- The Washington Times - Tuesday, February 12, 2019

Even as President Trump was telling supporters in Texas Monday night that construction had begun on new sections of his border wall, a butterfly sanctuary was filing briefs in federal court asking a judge to effectively put a halt to it.

The North American Butterfly Association says its sanctuary in Mission, Texas, has been overrun by federal agents and construction equipment using sanctuary property to stage for the wall building. The says not only is the staging a problem, but it fears its property will also be bisected by the wall.

The association asked a judge Monday night for a temporary restraining order to stop it.

“During the past week, defendants have transported heavy machinery to be used in the construction of the wall onto tracts adjoining the Butterfly Center, driven their trucks and heavy machinery back and forth across the Butterfly Center as if they own it, and blocked access to more than two-thirds of the Butterfly Center with law enforcement vehicles and by cutting the Butterfly Center’s lock on one of its gates and replacing it with one of their own,” the center said in its new filing.

While the Trump administration has replaced and upgraded existing fences and barriers over the past two years, the construction in Mission is the first time that barriers will be erected in an area where there wasn’t any fencing or vehicle blockades before.

Mr. Trump, at a rally in El Paso, bragged about construction.

“Today we started a big beautiful wall, right on the Rio Grande. Right smack on the Rio Grande,” he told cheering supporters, as he stood in front of a banner that read “Finish the Wall.”

He didn’t say exactly which project he was referring to, though the planned six miles of construction in Mission is the likely subject.

However, that section is not actually right on the Rio Grande. Instead, the construction will be levee wall, built on an existing dirt levee set a couple of miles in from the Rio Grande.

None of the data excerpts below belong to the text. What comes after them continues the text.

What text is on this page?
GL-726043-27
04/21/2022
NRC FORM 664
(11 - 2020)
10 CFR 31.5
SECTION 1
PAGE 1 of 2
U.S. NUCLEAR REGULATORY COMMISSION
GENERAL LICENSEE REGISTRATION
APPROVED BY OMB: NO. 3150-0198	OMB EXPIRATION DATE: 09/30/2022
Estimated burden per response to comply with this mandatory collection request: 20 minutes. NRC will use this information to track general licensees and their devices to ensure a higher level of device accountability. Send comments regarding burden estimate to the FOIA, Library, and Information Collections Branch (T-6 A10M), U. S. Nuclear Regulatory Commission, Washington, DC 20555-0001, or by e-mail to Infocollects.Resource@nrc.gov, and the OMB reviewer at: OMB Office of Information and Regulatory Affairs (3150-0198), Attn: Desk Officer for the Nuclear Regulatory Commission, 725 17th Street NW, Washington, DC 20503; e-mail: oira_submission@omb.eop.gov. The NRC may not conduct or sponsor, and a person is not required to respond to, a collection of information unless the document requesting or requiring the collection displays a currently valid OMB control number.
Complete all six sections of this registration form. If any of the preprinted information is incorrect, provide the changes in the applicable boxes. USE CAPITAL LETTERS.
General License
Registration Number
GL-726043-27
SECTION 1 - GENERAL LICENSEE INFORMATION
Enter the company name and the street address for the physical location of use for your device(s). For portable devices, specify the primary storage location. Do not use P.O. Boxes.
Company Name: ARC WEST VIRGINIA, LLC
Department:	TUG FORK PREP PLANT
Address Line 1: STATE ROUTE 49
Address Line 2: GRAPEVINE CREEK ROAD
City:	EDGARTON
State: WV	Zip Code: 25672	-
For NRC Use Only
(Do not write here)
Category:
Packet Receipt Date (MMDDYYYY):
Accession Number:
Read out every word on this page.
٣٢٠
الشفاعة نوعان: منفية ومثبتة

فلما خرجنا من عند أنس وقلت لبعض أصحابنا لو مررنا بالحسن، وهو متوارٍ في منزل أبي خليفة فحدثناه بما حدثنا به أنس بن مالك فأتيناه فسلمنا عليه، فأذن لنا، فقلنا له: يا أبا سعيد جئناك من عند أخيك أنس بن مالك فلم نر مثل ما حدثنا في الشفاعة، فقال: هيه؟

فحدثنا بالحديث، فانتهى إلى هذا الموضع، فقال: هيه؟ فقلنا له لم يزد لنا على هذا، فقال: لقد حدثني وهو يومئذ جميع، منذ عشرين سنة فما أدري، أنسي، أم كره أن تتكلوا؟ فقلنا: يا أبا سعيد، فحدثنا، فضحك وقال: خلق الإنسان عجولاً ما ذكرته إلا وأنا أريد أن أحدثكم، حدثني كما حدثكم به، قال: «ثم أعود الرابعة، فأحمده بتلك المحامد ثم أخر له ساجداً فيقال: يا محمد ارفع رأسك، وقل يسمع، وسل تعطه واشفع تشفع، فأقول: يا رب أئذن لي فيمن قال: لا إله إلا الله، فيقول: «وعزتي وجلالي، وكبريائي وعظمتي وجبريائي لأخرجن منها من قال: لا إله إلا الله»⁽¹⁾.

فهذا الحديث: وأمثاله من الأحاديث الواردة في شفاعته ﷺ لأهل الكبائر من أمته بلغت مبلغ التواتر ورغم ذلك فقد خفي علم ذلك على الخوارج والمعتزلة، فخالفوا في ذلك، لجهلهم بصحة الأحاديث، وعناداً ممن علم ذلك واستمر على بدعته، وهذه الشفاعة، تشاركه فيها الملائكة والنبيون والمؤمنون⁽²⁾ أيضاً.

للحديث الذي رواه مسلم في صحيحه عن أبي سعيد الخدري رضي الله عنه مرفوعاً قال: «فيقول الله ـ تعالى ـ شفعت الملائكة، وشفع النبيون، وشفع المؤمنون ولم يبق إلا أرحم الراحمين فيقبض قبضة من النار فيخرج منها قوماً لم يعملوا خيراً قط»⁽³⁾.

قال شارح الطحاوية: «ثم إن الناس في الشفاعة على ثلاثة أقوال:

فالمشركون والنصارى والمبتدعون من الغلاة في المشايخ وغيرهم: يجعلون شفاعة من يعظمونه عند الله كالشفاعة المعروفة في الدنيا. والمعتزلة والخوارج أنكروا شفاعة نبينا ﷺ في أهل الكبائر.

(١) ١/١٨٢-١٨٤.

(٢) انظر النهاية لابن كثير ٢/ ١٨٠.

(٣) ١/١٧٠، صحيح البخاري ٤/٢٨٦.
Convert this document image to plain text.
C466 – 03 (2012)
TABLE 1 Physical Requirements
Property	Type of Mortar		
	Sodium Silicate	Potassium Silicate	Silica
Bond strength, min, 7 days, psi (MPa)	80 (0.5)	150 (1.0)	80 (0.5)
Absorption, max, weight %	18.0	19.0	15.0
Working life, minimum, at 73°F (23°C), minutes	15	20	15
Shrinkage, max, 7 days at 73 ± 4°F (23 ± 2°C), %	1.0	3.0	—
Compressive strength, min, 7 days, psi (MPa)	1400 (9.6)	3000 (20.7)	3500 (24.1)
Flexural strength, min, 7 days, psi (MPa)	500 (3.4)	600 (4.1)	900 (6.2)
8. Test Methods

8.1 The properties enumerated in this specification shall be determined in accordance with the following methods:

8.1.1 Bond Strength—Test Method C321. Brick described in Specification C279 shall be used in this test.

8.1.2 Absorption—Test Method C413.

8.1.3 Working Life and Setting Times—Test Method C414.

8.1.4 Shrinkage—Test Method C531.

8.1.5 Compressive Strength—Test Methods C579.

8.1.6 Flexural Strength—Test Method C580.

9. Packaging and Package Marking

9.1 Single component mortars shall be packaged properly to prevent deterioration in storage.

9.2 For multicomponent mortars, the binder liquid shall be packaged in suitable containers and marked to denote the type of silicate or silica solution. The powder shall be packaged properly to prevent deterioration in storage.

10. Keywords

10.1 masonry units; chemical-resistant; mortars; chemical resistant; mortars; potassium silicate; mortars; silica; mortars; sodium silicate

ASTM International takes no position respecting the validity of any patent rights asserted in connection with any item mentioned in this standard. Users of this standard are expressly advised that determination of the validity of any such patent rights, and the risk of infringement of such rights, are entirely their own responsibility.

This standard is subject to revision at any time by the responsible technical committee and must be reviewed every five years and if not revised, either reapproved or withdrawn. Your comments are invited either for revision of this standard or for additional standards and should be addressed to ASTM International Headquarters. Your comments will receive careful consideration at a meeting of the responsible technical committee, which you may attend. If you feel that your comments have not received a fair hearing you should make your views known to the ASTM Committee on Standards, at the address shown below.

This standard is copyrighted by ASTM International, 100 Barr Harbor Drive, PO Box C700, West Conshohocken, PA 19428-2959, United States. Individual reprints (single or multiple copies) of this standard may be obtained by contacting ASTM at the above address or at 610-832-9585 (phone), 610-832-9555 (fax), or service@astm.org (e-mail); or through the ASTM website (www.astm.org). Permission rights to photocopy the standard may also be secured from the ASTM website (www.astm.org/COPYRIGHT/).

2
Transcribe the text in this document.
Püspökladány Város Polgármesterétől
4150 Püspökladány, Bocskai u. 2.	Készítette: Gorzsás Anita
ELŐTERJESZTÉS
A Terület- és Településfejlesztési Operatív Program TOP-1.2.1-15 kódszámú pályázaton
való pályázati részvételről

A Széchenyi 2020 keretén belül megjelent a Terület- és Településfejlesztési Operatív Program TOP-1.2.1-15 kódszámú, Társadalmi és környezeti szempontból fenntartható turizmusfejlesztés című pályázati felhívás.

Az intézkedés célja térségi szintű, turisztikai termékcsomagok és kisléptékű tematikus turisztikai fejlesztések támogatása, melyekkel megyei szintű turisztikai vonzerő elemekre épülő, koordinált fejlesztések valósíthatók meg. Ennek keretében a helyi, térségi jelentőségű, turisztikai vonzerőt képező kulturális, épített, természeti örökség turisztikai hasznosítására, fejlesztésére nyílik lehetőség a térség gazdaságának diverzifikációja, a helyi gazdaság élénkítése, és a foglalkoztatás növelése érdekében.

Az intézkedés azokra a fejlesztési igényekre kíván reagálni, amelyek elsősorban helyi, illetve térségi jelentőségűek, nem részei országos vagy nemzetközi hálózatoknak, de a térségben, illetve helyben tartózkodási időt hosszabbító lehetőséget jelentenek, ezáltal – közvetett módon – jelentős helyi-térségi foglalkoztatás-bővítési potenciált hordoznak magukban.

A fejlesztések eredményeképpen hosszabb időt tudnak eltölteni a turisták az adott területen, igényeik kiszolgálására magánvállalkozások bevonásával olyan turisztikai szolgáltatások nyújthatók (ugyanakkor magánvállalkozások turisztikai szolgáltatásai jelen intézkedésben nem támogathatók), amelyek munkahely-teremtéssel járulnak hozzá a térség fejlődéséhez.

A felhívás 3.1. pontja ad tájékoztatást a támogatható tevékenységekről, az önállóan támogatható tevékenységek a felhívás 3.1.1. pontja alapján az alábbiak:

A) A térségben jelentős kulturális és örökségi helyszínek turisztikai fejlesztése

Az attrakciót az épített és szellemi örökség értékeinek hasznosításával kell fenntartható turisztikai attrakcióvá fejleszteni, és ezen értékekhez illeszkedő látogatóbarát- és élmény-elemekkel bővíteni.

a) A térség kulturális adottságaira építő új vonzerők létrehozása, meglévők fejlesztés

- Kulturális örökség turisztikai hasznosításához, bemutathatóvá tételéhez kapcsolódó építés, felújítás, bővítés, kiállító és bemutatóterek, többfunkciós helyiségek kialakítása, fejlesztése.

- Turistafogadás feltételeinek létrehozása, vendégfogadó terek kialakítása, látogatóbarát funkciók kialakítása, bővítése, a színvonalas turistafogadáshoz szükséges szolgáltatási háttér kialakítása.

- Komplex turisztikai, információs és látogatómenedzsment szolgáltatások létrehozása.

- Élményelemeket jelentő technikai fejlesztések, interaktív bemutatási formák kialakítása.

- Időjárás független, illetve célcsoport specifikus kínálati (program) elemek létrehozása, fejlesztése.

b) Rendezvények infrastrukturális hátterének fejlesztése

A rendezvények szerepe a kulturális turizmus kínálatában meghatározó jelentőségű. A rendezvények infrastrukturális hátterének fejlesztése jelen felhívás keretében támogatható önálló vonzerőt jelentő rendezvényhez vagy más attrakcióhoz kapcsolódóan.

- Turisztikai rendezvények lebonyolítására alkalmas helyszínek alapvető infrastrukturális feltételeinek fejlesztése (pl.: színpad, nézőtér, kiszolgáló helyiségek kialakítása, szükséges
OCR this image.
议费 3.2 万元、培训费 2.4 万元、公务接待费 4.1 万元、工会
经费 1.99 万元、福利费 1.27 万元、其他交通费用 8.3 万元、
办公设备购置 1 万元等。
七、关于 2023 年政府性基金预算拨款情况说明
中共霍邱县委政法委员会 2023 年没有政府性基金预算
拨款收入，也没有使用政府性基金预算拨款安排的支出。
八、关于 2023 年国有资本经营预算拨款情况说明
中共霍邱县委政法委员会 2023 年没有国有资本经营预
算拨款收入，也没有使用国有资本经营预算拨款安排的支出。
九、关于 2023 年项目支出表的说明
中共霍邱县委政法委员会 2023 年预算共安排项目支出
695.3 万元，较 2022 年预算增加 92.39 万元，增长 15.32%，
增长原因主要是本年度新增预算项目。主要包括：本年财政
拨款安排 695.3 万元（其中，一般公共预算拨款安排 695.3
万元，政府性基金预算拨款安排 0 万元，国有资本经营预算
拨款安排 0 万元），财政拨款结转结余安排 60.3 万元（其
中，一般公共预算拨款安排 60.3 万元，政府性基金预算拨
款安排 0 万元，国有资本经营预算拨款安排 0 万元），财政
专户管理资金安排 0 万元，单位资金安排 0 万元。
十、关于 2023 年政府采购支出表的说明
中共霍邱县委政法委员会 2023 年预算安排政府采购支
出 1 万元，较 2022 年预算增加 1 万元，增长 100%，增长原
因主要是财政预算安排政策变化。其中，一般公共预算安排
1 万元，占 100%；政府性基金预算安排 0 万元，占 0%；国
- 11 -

The Butterfly Center says that means dozens of acres of its property in between the levee and the Rio Grande will become a no man’s land.

The center says the government has “hidden” cameras and sensors on the sanctuary to spot illegal crossings, and replaced sanctuary locks with government locks, effectively shutting the center out of its own lands.

That violates the Fourth and Fifth Amendments to the Constitution, the center argues.

The Justice Department, which has battled the case in the courts, asked for a small extension of time to respond to the temporary restraining order request.

On Monday, the department won a major decision in another legal challenge to wall-building in California.

The 9th U.S. Circuit Court of Appeals ruled that the government did have the power to waive environmental laws to upgrade sections of border fencing.